Thus far, I’ve argued that insurers should be looking for new and innovative ways to become truly customer-centric—to think outside the insurance box, if you’ll pardon the cliché. To do this will require a great deal of flexibility and agility in terms of business process and operations, hence the pressure to become fully digital will grow.
More importantly, though, insurers will need to open their minds to new possibilities. This is why Accenture argues that digital insurance is not just a matter of digitizing processes but rethinking business models to take advantage of what digital technologies can enable.
One example that constantly engages me is the convergence between health and life insurance. I think it’s clear that the health insurers are, in the main, doing a good job of integrating their offerings into their customers’ lives, specifically in the areas of prevention and responding to life events. The traditionally more conservative life insurers need to follow suit, or they risk finding their core business being threatened by their health peers, not to mention other competitors.
Let me give you an idea of the kind of thing I mean. It’s well known that life insurers are big investors into the property market. Perhaps they now ought to see these investments in a more nuanced way, for example by tapping into the retirement market. The huge and growing demand for retirement accommodation and associated services is the direct result of the large populations of aging, affluent consumers in developed markets, including Japan.
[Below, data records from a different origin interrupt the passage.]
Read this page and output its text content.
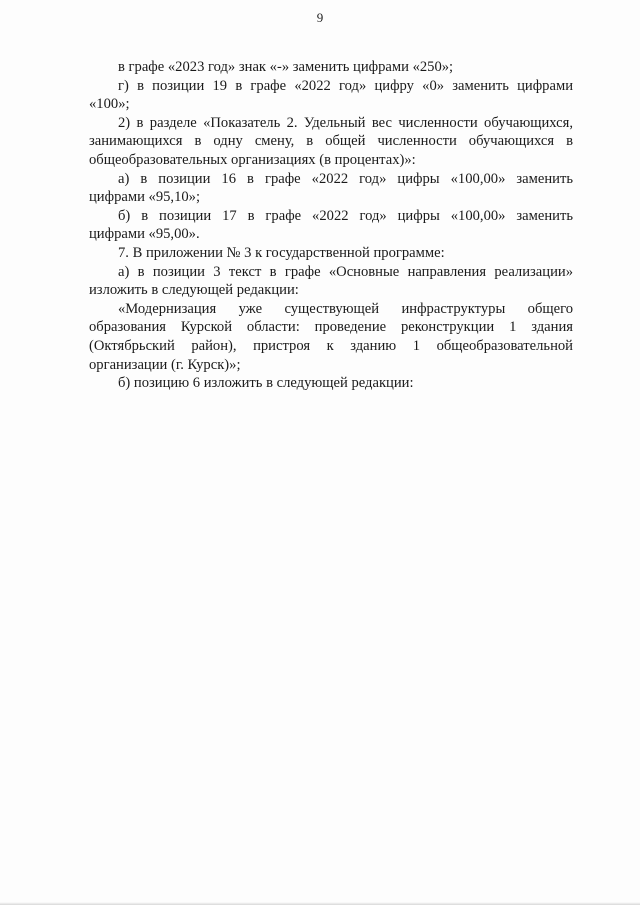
9

в графе «2023 год» знак «-» заменить цифрами «250»;

г) в позиции 19 в графе «2022 год» цифру «0» заменить цифрами

«100»;

2) в разделе «Показатель 2. Удельный вес численности обучающихся,

занимающихся в одну смену, в общей численности обучающихся в

общеобразовательных организациях (в процентах)»:

а) в позиции 16 в графе «2022 год» цифры «100,00» заменить

цифрами «95,10»;

б) в позиции 17 в графе «2022 год» цифры «100,00» заменить

цифрами «95,00».

7. В приложении № 3 к государственной программе:

а) в позиции 3 текст в графе «Основные направления реализации»

изложить в следующей редакции:

«Модернизация уже существующей инфраструктуры общего

образования Курской области: проведение реконструкции 1 здания

(Октябрьский район), пристроя к зданию 1 общеобразовательной

организации (г. Курск)»;

б) позицию 6 изложить в следующей редакции:
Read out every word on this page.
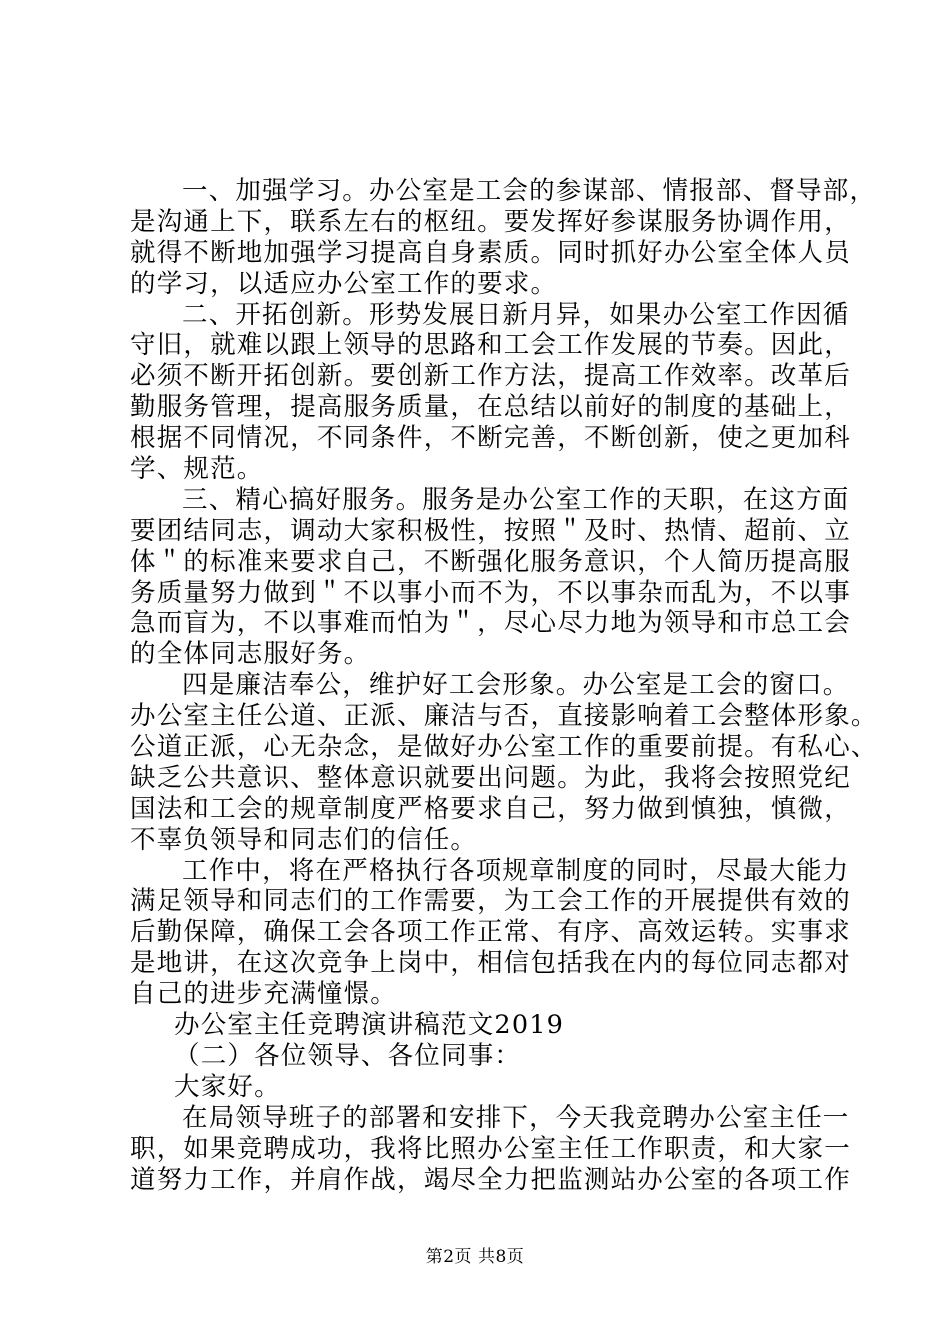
一、加强学习。办公室是工会的参谋部、情报部、督导部，
是沟通上下，联系左右的枢纽。要发挥好参谋服务协调作用，
就得不断地加强学习提高自身素质。同时抓好办公室全体人员
的学习，以适应办公室工作的要求。
二、开拓创新。形势发展日新月异，如果办公室工作因循
守旧，就难以跟上领导的思路和工会工作发展的节奏。因此，
必须不断开拓创新。要创新工作方法，提高工作效率。改革后
勤服务管理，提高服务质量，在总结以前好的制度的基础上，
根据不同情况，不同条件，不断完善，不断创新，使之更加科
学、规范。
三、精心搞好服务。服务是办公室工作的天职，在这方面
要团结同志，调动大家积极性，按照＂及时、热情、超前、立
体＂的标准来要求自己，不断强化服务意识，个人简历提高服
务质量努力做到＂不以事小而不为，不以事杂而乱为，不以事
急而盲为，不以事难而怕为＂，尽心尽力地为领导和市总工会
的全体同志服好务。
四是廉洁奉公，维护好工会形象。办公室是工会的窗口。
办公室主任公道、正派、廉洁与否，直接影响着工会整体形象。
公道正派，心无杂念，是做好办公室工作的重要前提。有私心、
缺乏公共意识、整体意识就要出问题。为此，我将会按照党纪
国法和工会的规章制度严格要求自己，努力做到慎独，慎微，
不辜负领导和同志们的信任。
工作中，将在严格执行各项规章制度的同时，尽最大能力
满足领导和同志们的工作需要，为工会工作的开展提供有效的
后勤保障，确保工会各项工作正常、有序、高效运转。实事求
是地讲，在这次竞争上岗中，相信包括我在内的每位同志都对
自己的进步充满憧憬。
办公室主任竞聘演讲稿范文2019
（二）各位领导、各位同事：
大家好。
在局领导班子的部署和安排下，今天我竞聘办公室主任一
职，如果竞聘成功，我将比照办公室主任工作职责，和大家一
道努力工作，并肩作战，竭尽全力把监测站办公室的各项工作
第2页 共8页
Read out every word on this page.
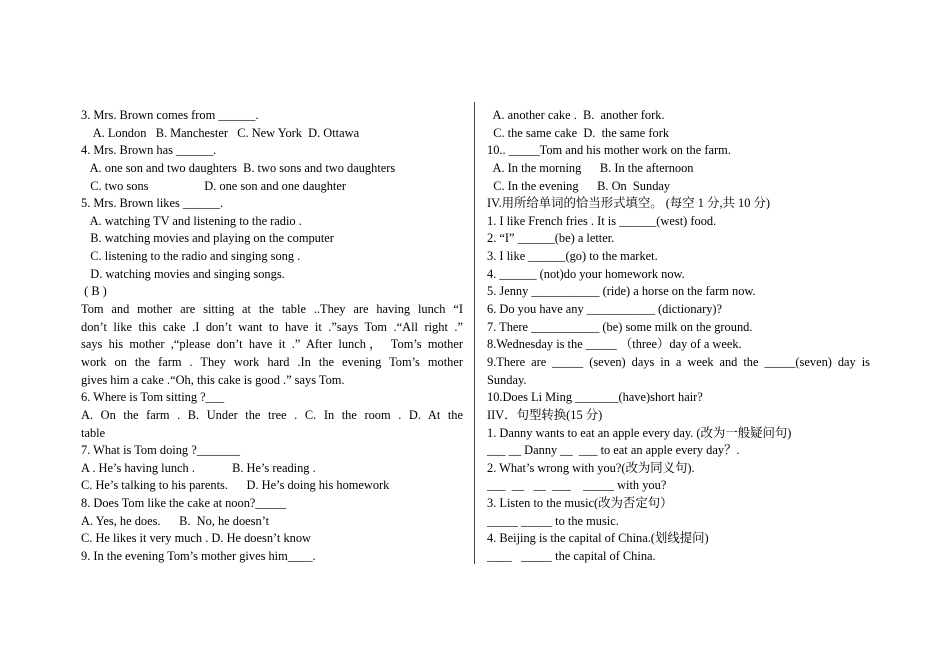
3. Mrs. Brown comes from ______.
A. London   B. Manchester   C. New York  D. Ottawa
4. Mrs. Brown has ______.
A. one son and two daughters  B. two sons and two daughters
C. two sons                  D. one son and one daughter
5. Mrs. Brown likes ______.
A. watching TV and listening to the radio .
B. watching movies and playing on the computer
C. listening to the radio and singing song .
D. watching movies and singing songs.
( B )
Tom and mother are sitting at the table ..They are having lunch “I
don’t like this cake .I don’t want to have it .”says Tom .“All right .”
says his mother ,“please don’t have it .” After lunch， Tom’s mother
work on the farm . They work hard .In the evening Tom’s mother
gives him a cake .“Oh, this cake is good .” says Tom.
6. Where is Tom sitting ?___
A. On the farm . B. Under the tree . C. In the room . D. At the
table
7. What is Tom doing ?_______
A . He’s having lunch .            B. He’s reading .
C. He’s talking to his parents.      D. He’s doing his homework
8. Does Tom like the cake at noon?_____
A. Yes, he does.      B.  No, he doesn’t
C. He likes it very much . D. He doesn’t know
9. In the evening Tom’s mother gives him____.
A. another cake .  B.  another fork.
C. the same cake  D.  the same fork
10.. _____Tom and his mother work on the farm.
A. In the morning      B. In the afternoon
C. In the evening      B. On  Sunday
IV.用所给单词的恰当形式填空。 (每空 1 分,共 10 分)
1. I like French fries . It is ______(west) food.
2. “I” ______(be) a letter.
3. I like ______(go) to the market.
4. ______ (not)do your homework now.
5. Jenny ___________ (ride) a horse on the farm now.
6. Do you have any ___________ (dictionary)?
7. There ___________ (be) some milk on the ground.
8.Wednesday is the _____ （three）day of a week.
9.There are _____ (seven) days in a week and the _____(seven) day is
Sunday.
10.Does Li Ming _______(have)short hair?
IIV．句型转换(15 分)
1. Danny wants to eat an apple every day. (改为一般疑问句)
___ __ Danny __  ___ to eat an apple every day？.
2. What’s wrong with you?(改为同义句).
___  __   __  ___    _____ with you?
3. Listen to the music(改为否定句）
_____ _____ to the music.
4. Beijing is the capital of China.(划线提问)
____   _____ the capital of China.
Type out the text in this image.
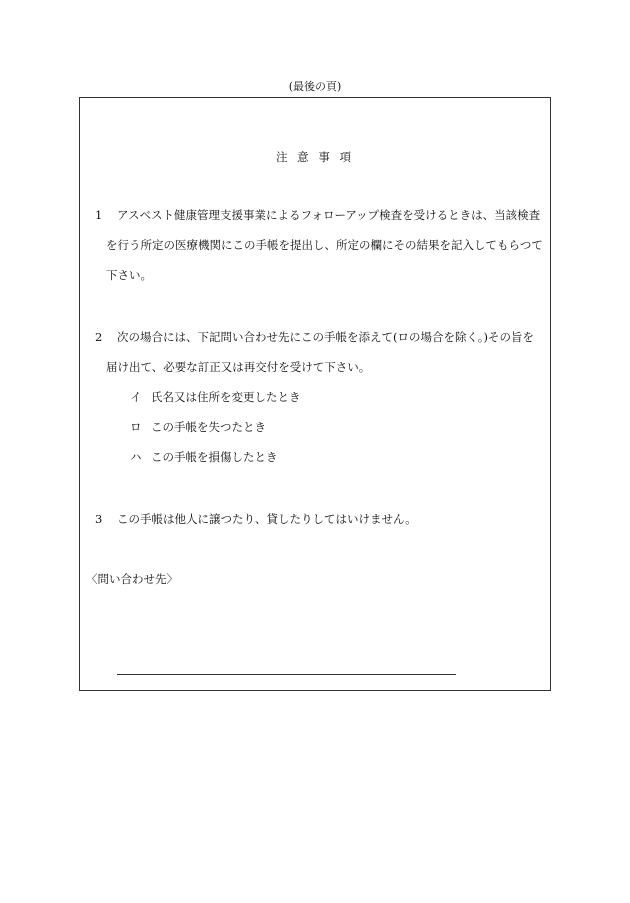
(最後の頁)
注 意 事 項
1 アスベスト健康管理支援事業によるフォローアップ検査を受けるときは、当該検査
を行う所定の医療機関にこの手帳を提出し、所定の欄にその結果を記入してもらつて
下さい。
2 次の場合には、下記問い合わせ先にこの手帳を添えて(ロの場合を除く。)その旨を
届け出て、必要な訂正又は再交付を受けて下さい。
イ 氏名又は住所を変更したとき
ロ この手帳を失つたとき
ハ この手帳を損傷したとき
3 この手帳は他人に譲つたり、貸したりしてはいけません。
〈問い合わせ先〉
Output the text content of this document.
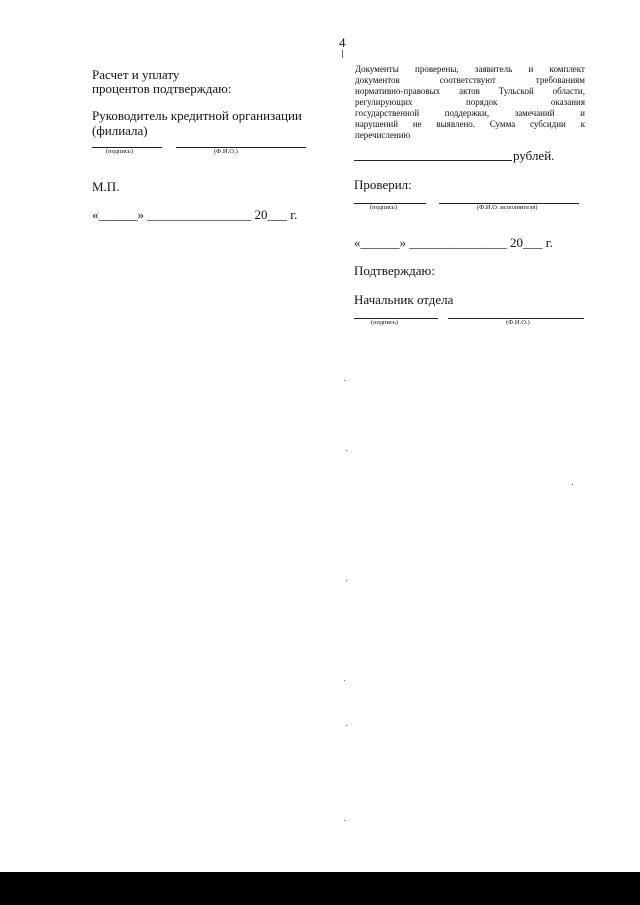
4
Расчет и уплату
процентов подтверждаю:
Руководитель кредитной организации
(филиала)
(подпись)	(Ф.И.О.)
М.П.
«______» ________________ 20___ г.
Документы проверены, заявитель и комплект
документов соответствуют требованиям
нормативно-правовых актов Тульской области,
регулирующих порядок оказания
государственной поддержки, замечаний и
нарушений не выявлено. Сумма субсидии к
перечислению
рублей.
Проверил:
(подпись)	(Ф.И.О. исполнителя)
«______» _______________ 20___ г.
Подтверждаю:
Начальник отдела
(подпись)	(Ф.И.О.)
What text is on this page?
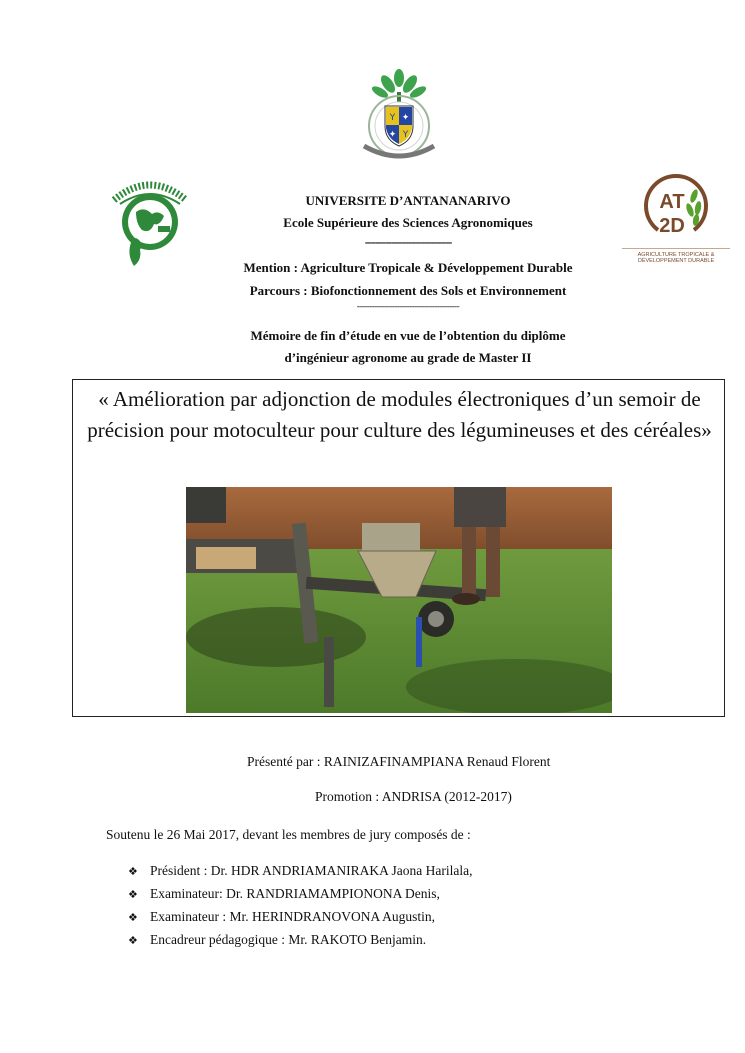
Y ✦
✦ Y
AT
2D
AGRICULTURE TROPICALE &
DÉVELOPPEMENT DURABLE
UNIVERSITE D’ANTANANARIVO
Ecole Supérieure des Sciences Agronomiques
--------------------------
Mention : Agriculture Tropicale & Développement Durable
Parcours : Biofonctionnement des Sols et Environnement
-----------------------------------------
Mémoire de fin d’étude en vue de l’obtention du diplôme
d’ingénieur agronome au grade de Master II
« Amélioration par adjonction de modules électroniques d’un semoir de précision pour motoculteur pour culture des légumineuses et des céréales»
Présenté par : RAINIZAFINAMPIANA Renaud Florent
Promotion : ANDRISA (2012-2017)
Soutenu le 26 Mai 2017, devant les membres de jury composés de :
❖ Président : Dr. HDR ANDRIAMANIRAKA Jaona Harilala,
❖ Examinateur: Dr. RANDRIAMAMPIONONA Denis,
❖ Examinateur : Mr. HERINDRANOVONA Augustin,
❖ Encadreur pédagogique : Mr. RAKOTO Benjamin.
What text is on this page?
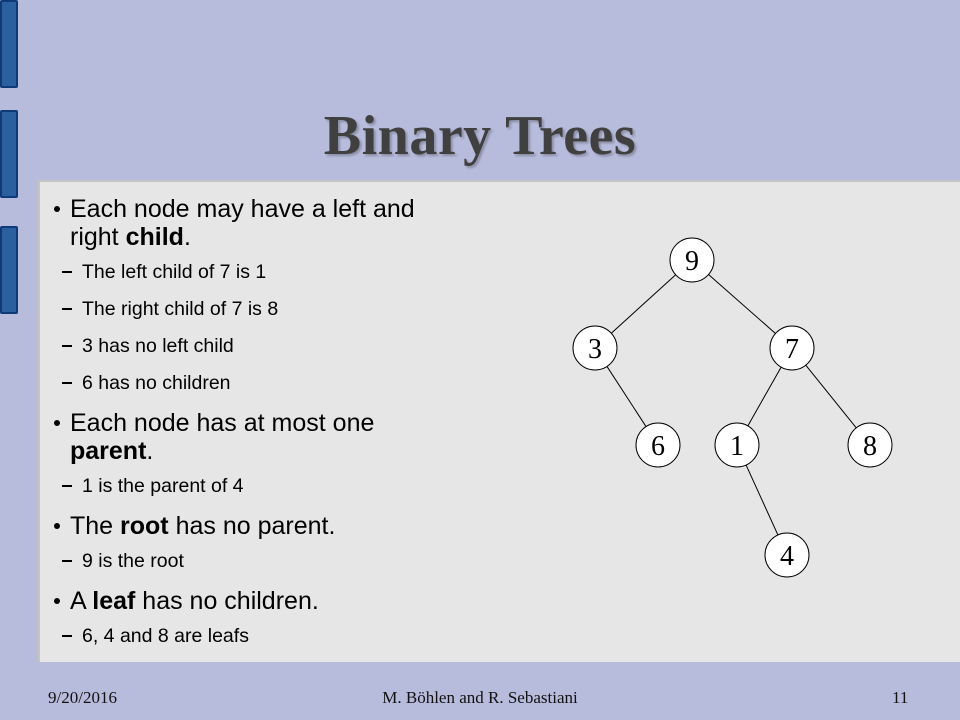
Binary Trees
Each node may have a left and right child.
The left child of 7 is 1
The right child of 7 is 8
3 has no left child
6 has no children
Each node has at most one parent.
1 is the parent of 4
The root has no parent.
9 is the root
A leaf has no children.
6, 4 and 8 are leafs
9
3	7
6 1	8
4
9/20/2016	M. Böhlen and R. Sebastiani	11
I have recently noticed that a well-known hotel chain is launching properties with this focus, combining accommodation and treatments related to combating aging. It’s a logical, if bold, extension of its core business of letting rooms; investing in a similar type of institution would be a similarly bold but logical step for an insurance company with a large property portfolio.
I would argue that such a move would be logical because, of course, the life carrier’s own customers would be beneficiaries of such projects, and indeed preferential access to the services could become a value-added service for policyholders. Buying a retirement unit in a development in an agreeable location (the Algarve, Florida or Greece) made possible by one’s life contributions would make sense to many people, and would presumably come with some sort of discount.
Such an approach would help to move the life insurer up the value chain in the eyes of its customers—and open up a whole new range of possibilities in terms of, for example, the drafting of wills and general financial services, and access to other services required by retirees, among them (to name just a random few) chauffeur services, package holidays, cultural excursions and the like.
Once an insurer starts going down this road, its most important benefit is the enhanced customer view it obtains—and with detailed knowledge of this kind, it becomes very easy to keep on developing new ways to become indispensable.